Thomas listened in amazement till the psalm ended and silence returned. Then he heard the shuffling of descending steps, and with a sudden horror he remembered the story of the dead men’s staircase and the phantom procession. He heard a door softly open in the dark transept, and he sprang wildly to the bell-rope above his head. One frightful clang: Mark spoke again after twenty years of silence: a rumble and a roar: the heavy bell splintered itself on the floor beneath, and Thankfull Thomas, in a pool of blood, lay in the grave of his own making.


In a corner of the belfry, where the floor was not broken by the falling bell, they discovered the organ, which had been hidden there since 1642.
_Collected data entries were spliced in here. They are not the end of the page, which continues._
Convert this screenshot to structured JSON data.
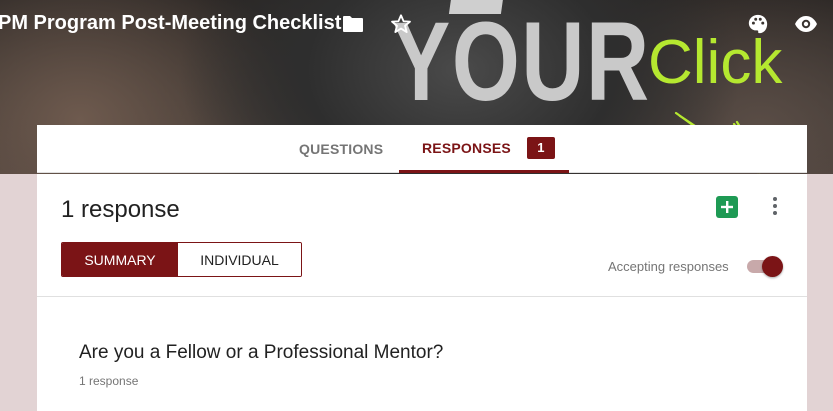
{
  "header": {
    "form_title": "PM Program Post-Meeting Checklist",
    "background_text": "YOUR",
    "icons": [
      "folder-icon",
      "star-icon",
      "palette-icon",
      "eye-icon"
    ]
  },
  "annotation": {
    "click_label": "Click",
    "color": "#b5e830"
  },
  "tabs": {
    "questions_label": "QUESTIONS",
    "responses_label": "RESPONSES",
    "responses_badge": "1",
    "active": "responses"
  },
  "responses": {
    "count_text": "1 response",
    "sheets_icon": "sheets-icon",
    "more_icon": "more-vert-icon",
    "summary_label": "SUMMARY",
    "individual_label": "INDIVIDUAL",
    "active_view": "summary",
    "accepting_label": "Accepting responses",
    "accepting_on": true
  },
  "question": {
    "title": "Are you a Fellow or a Professional Mentor?",
    "response_count": "1 response"
  },
  "colors": {
    "accent": "#7b1416",
    "page_background": "#e2d3d4",
    "sheets_green": "#1e9a54"
  }
}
The Restoration brought back a few survivors of the expelled Society of 1642, and with them Gervase Germyn. But in 1664 I find that George Loosemore was master of the College choristers, and Germyn was dead. At what precise date he died I cannot say. But one thing is known. The Chapel, after long neglect and misappropriation, was repaired, decorated and restored to Anglican usage about the year 1663. The reconciliation of the Church was marked by a choral service, and Germyn occupied his old seat at the organ. Among the psalms chosen for the service was the 126th, In convertendo captivitatem Sion. The singers had reached the last verse—“He that now goeth on his way weeping and beareth forth good seed: shall doubtless come again with joy and bring his sheaves with him.” There the organ accompaniment faltered, failed, died, and left the choir to chant the Gloria unassisted. The grey head of Gervase Germyn lay on the key-board, and the College had to seek a new organist.